Fils d'industriels allemands du milieu du textile, Max Oppenheimer se découvre, à l'adolescence, une vocation pour le théâtre, tout en admirant le cinéma en tant que spectateur. Plutôt que de reprendre l'entreprise familiale, il se lance dans une carrière de comédien en 1919, en choisissant un pseudonyme, Ophüls, suggéré par un de ses professeurs d'art dramatique, Fritz Holl. Ne parvenant pas à percer comme acteur, il passe à la mise en scène de théâtre. Il rencontre alors le succès, et monte pas moins de 200 spectacles, entre la Suisse, l'Allemagne et l'Autriche. Parti à Vienne en 1926 pour travailler au prestigieux Burgtheater -où il est le plus jeune metteur en scène-, il fait la connaissance d'une actrice célèbre, Hilde Wall, qui deviendra son épouse et la mère de son fils Marcel, futur réalisateur.
Auteur pour la radio, critique dramatique, Max Ophüls désire, avec l'arrivée du parlant à la fin des années 20, s'orienter vers le 7ème art.
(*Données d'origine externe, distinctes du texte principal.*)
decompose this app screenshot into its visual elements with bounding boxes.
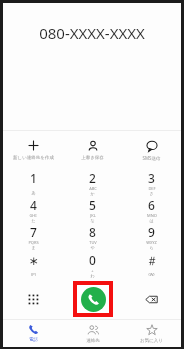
staticText: + <box>91 268 94 273</box>
staticText: わ <box>90 273 95 278</box>
button[interactable]: 1 <box>3 169 63 196</box>
staticText: さ <box>149 191 154 196</box>
staticText: ∗ <box>28 254 39 268</box>
button[interactable]: 3 <box>122 169 181 196</box>
staticText: ABC <box>89 186 97 191</box>
button[interactable]: SMS送信 <box>122 131 181 169</box>
button[interactable]: 上書き保存 <box>63 131 122 169</box>
staticText: JKL <box>90 213 96 218</box>
button[interactable]: 2 <box>63 169 122 196</box>
button[interactable]: Call <box>81 287 106 312</box>
staticText: 8 <box>89 224 96 240</box>
staticText: (W) <box>148 272 155 277</box>
button[interactable]: Keypad <box>3 279 63 319</box>
staticText: 2 <box>89 170 96 186</box>
button[interactable]: 7 <box>3 223 63 251</box>
staticText: 新しい連絡先を作成 <box>13 155 54 161</box>
staticText: PQRS <box>28 240 39 245</box>
staticText: 連絡先 <box>86 338 100 344</box>
button[interactable]: 連絡先 <box>63 320 122 347</box>
button[interactable]: お気に入り <box>122 320 181 347</box>
staticText: お気に入り <box>140 338 163 344</box>
staticText: 3 <box>148 170 155 186</box>
staticText: SMS送信 <box>142 155 161 161</box>
staticText: や <box>90 245 95 250</box>
staticText: GHI <box>29 213 37 218</box>
staticText: (P) <box>31 272 36 277</box>
button[interactable]: ＃ <box>122 251 181 279</box>
button[interactable]: 9 <box>122 223 181 251</box>
staticText: MNO <box>147 213 157 218</box>
staticText: あ <box>31 190 36 195</box>
staticText: 5 <box>89 197 96 213</box>
button[interactable]: 0 <box>63 251 122 279</box>
button[interactable]: 8 <box>63 223 122 251</box>
button[interactable]: 5 <box>63 196 122 223</box>
staticText: た <box>31 218 36 223</box>
staticText: 7 <box>30 224 37 240</box>
staticText: TUV <box>89 240 97 245</box>
staticText: 080-XXXX-XXXX <box>39 23 145 43</box>
staticText: 1 <box>30 170 37 186</box>
staticText: 電話 <box>29 337 38 343</box>
staticText: な <box>90 218 95 223</box>
staticText: ま <box>31 245 36 250</box>
staticText: 0 <box>89 252 96 268</box>
staticText: 4 <box>30 197 37 213</box>
staticText: 6 <box>148 197 155 213</box>
staticText: DEF <box>148 186 156 191</box>
button[interactable]: 6 <box>122 196 181 223</box>
staticText: WXYZ <box>146 240 157 245</box>
staticText: は <box>149 218 154 223</box>
staticText: 上書き保存 <box>81 155 104 161</box>
staticText: 9 <box>148 224 155 240</box>
button[interactable]: 4 <box>3 196 63 223</box>
button[interactable]: ∗ <box>3 251 63 279</box>
staticText: ら <box>149 245 154 250</box>
staticText: ＃ <box>146 253 158 268</box>
button[interactable]: Backspace <box>122 279 181 319</box>
button[interactable]: 電話 <box>3 320 63 347</box>
staticText: か <box>90 191 95 196</box>
button[interactable]: 新しい連絡先を作成 <box>3 131 63 169</box>
button[interactable]: 080-XXXX-XXXX <box>39 23 145 43</box>
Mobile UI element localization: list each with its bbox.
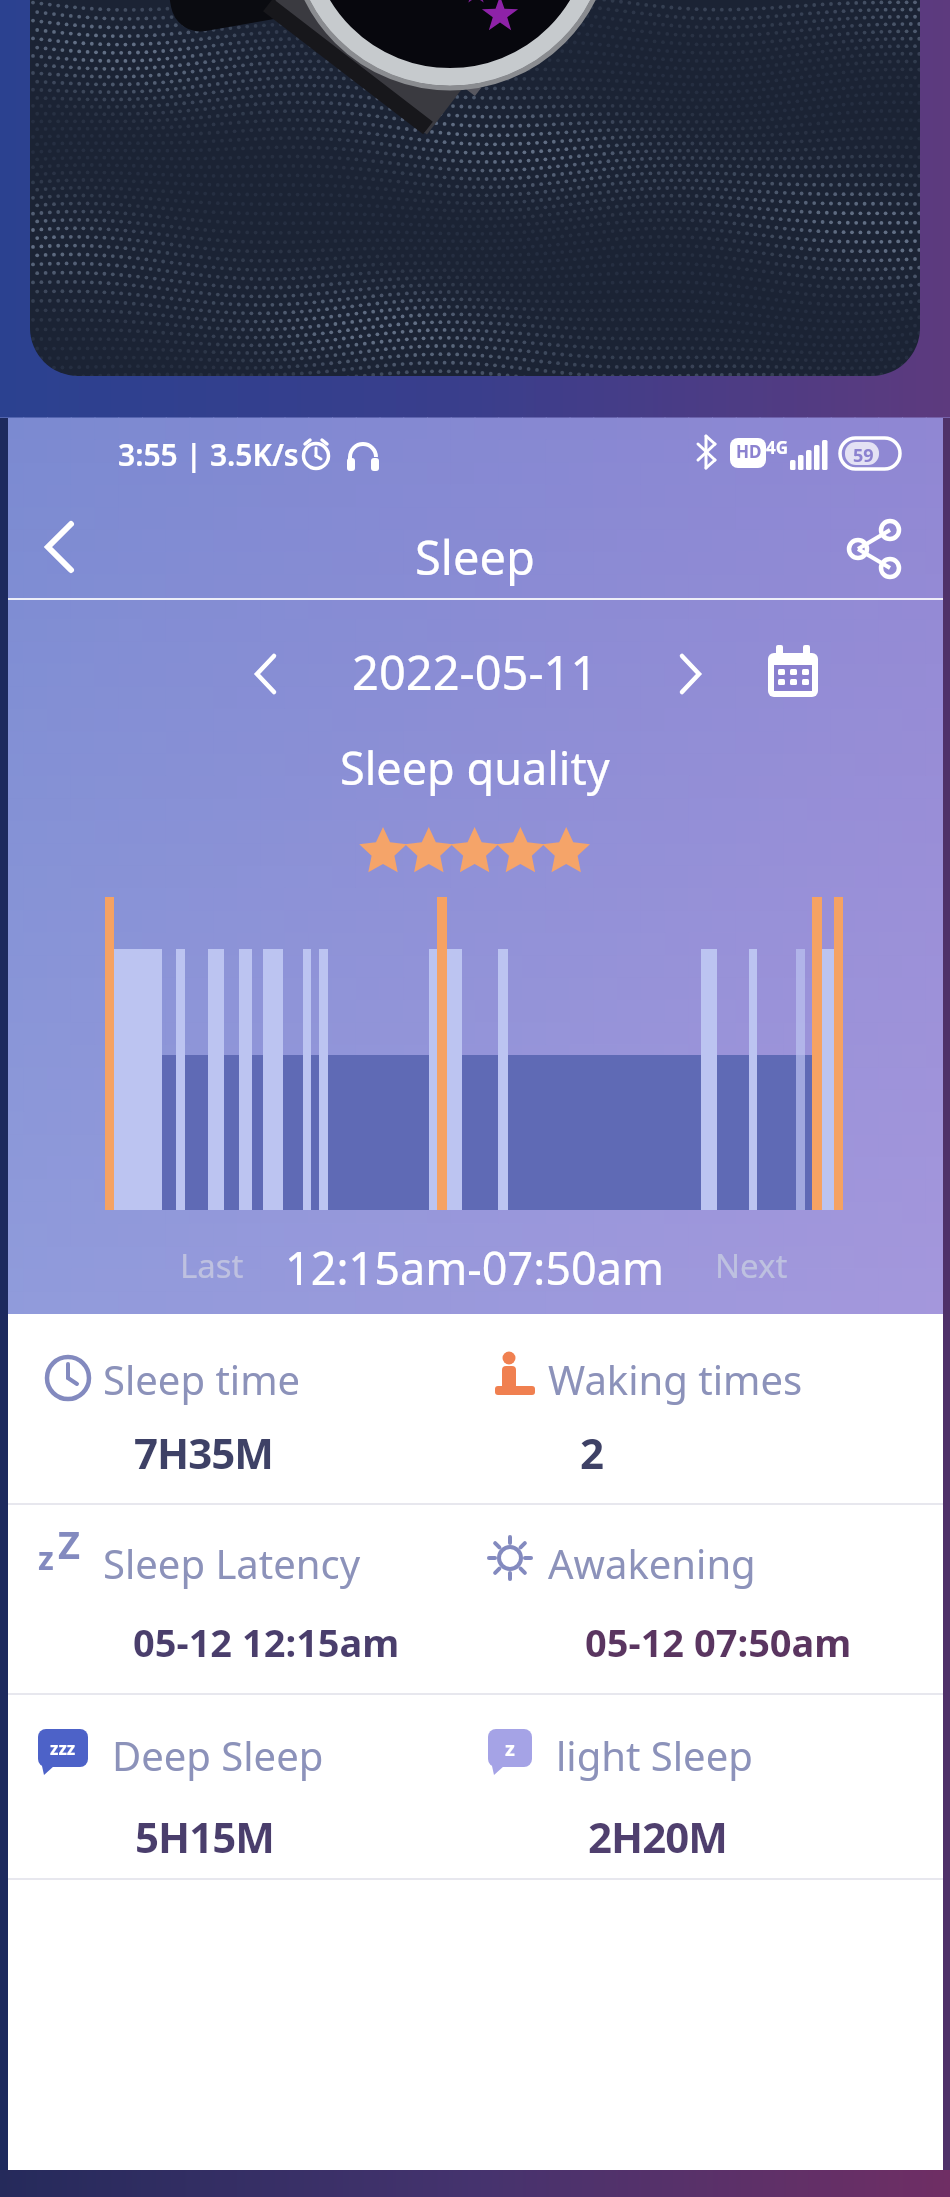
staticText: 12:15am-07:50am	[285, 1237, 665, 1295]
staticText: HD	[736, 440, 762, 463]
staticText: Next	[715, 1243, 788, 1288]
button[interactable]	[28, 510, 92, 584]
staticText: Waking times	[548, 1352, 803, 1406]
staticText: 2	[580, 1424, 605, 1481]
button[interactable]	[838, 513, 910, 585]
staticText: Sleep time	[103, 1352, 301, 1406]
staticText: light Sleep	[556, 1728, 753, 1782]
staticText: 3:55 | 3.5K/s	[118, 434, 299, 475]
button[interactable]: Last	[158, 1240, 266, 1290]
staticText: Last	[180, 1243, 244, 1288]
staticText: z	[505, 1735, 515, 1762]
staticText: Sleep Latency	[103, 1536, 361, 1590]
staticText: 7H35M	[134, 1424, 273, 1481]
staticText: 2022-05-11	[352, 640, 598, 704]
staticText: Z	[58, 1518, 81, 1570]
staticText: Sleep quality	[340, 737, 610, 798]
staticText: 4G	[766, 436, 789, 459]
staticText: z	[38, 1536, 54, 1580]
staticText: zzz	[50, 1737, 76, 1760]
staticText: 05-12 12:15am	[133, 1616, 400, 1668]
staticText: 59	[853, 443, 874, 468]
button[interactable]	[758, 640, 828, 704]
staticText: 2H20M	[588, 1808, 727, 1865]
staticText: 5H15M	[135, 1808, 274, 1865]
button[interactable]	[236, 646, 296, 702]
button[interactable]	[660, 646, 720, 702]
staticText: 05-12 07:50am	[585, 1616, 852, 1668]
staticText: Awakening	[548, 1536, 756, 1590]
staticText: Deep Sleep	[112, 1728, 324, 1782]
button[interactable]: Next	[697, 1240, 805, 1290]
staticText: Sleep	[415, 525, 535, 589]
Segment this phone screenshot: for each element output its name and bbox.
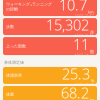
staticText: 体脂肪率 — [6, 73, 22, 78]
staticText: % — [91, 78, 94, 83]
staticText: km — [88, 9, 94, 14]
staticText: 体重 — [6, 92, 14, 97]
staticText: kg — [90, 97, 94, 100]
staticText: 10/25 21:57 — [75, 54, 94, 58]
staticText: 11 — [73, 34, 89, 54]
staticText: 歩 — [90, 30, 94, 34]
staticText: 10/25 21:57 — [75, 14, 94, 18]
staticText: ウォーキング+ランニング の距離 — [6, 1, 52, 12]
staticText: 上った階数 — [6, 44, 26, 48]
button[interactable]: 歩数 — [3, 18, 97, 35]
staticText: 10/25 23:00 — [75, 83, 94, 87]
staticText: 10/25 21:57 — [75, 34, 94, 38]
staticText: 階 — [90, 49, 94, 54]
button[interactable]: 体重 — [3, 86, 97, 100]
button[interactable]: 上った階数 — [3, 37, 97, 55]
staticText: 25.3 — [62, 64, 90, 83]
staticText: 身体測定値 — [4, 60, 24, 65]
button[interactable]: ウォーキング+ランニング の距離 — [3, 0, 97, 16]
staticText: 68.2 — [61, 83, 89, 100]
button[interactable]: 体脂肪率 — [3, 67, 97, 84]
staticText: 歩数 — [6, 24, 14, 29]
staticText: 10.7 — [59, 0, 87, 14]
staticText: 15,302 — [46, 15, 89, 34]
Il décroche un premier emploi comme assistant d'Anatole Litvak pour les dialogues allemands de Nie wieder Liebe (1931). La société allemande UFA, qui produit le film, lui permet ensuite de réaliser son premier court métrage, On préfère l'huile de foie de morue, sur un scénario de Erich Kästner et Emeric Pressburger. Ses premiers longs (Le Studio amoureux, La Fiancee vendue) passent inaperçus. Il obtient en revanche en 1932 un grand succès avec Liebeleï, interprété par Magda Schneider (mère de Romy). Cette adaptation de Schnitzler témoigne de son goût pour la littérature mais aussi, déjà, de son talent à brosser le portrait de femmes amoureuses et blessées.
Lorsqu'il arrive à Paris pour fuir le nazisme en 1933, c'est d'abord à une version française de Liebelei qu'il doit s'atteler. Il accepte ensuite de tourner des films de styles très variés (la comédie fantastique La Tendre Ennemie, le mélo exotique Yoshiwara en 1937) et sur différents territoires (La Dame de tout le monde en Italie, Comedie de l'argent en Hollande). Mais on retient surtout de cette période un autre film inspiré d'un fameux ouvrage du XIXe : Le Roman de Werther (1938), d'après le chef d'oeuvre romantique de Goethe. A la même époque, cet amoureux des actrices dirige Edwige Feuillere dans Sans lendemain puis De Mayerling à Sarajevo (1940), un film au tournage mouvementé en raison des circonstances historiques.
Un temps mobilisé dans l'armée française, il part en 1941 en Suisse où il travaille à une adaptation -qui ne verra pas le jour- de L'Ecole des femmes avec Louis Jouvet. Obligé de se déclarer déserteur s'il souhaite résider dans le pays neutre, il renonce et décide de partir aux Etats-Unis. Après plusieurs mois sans travail, le cinéaste Preston Sturges, admirateur de "Liebelei", l'engage pour réaliser Vendetta... mais l'écarte du plateau au bout de quelques jours. Son premier film américain sera donc en 1946 L' Exilé, film d'aventures avec Douglas Fairbanks Jr. en Charles 2. Il revient à un registre plus proche de ses films européens avec Lettre d'une inconnue d'après Zweig, avec Joan Fontaine et Louis Jourdan. Boudé par le public mais estimé par la critique, il dirige une autre star hollywoodienne, James Mason dans le film noir Caught puis dans Les Désemparés.
Après un nouveau projet avorté (une "Duchesse de langeais" avec Garbo), il signe en France un cycle de films considéré comme l'âge d'or de son oeuvre : après La Ronde (1950), qui enchaîne de façon étourdissante plusieurs récits amoureux, vient Le Plaisir (1952), film à sketchs inspiré de nouvelles de Maupassant, dont La Maison Tellier, autour des pensionnaires d'une maison close. Sommet d'élégance ophulsienne, Madame de... (1953) d'après Louise de vilmorin, offre à Danielle Darrieux un de ses plus grands rôles, celui d'une coquette prise à son propre piège. A chaque fois, la virtuosité de la mise en scène et le brio de l'interprétation n'excluent ni la cruauté des sentiments ni la violence des rapports sociaux. Il s'attelle alors à l'ambitieux Lola Montès avec Martine Carol, ou les amours, contées en flashbacks, d'une courtisane devenue objet de la curiosité populaire. Saluée par la Nouvelle vague, cette oeuvre flamboyante, en Scope et en couleurs, se révèle un échec commercial retentissant. Malade, le cinéaste laisse les producteurs remonter le film contre son gré et repart en Allemagne, où il s'éteint peu après avoir mis en scène Le Mariage de Figaro.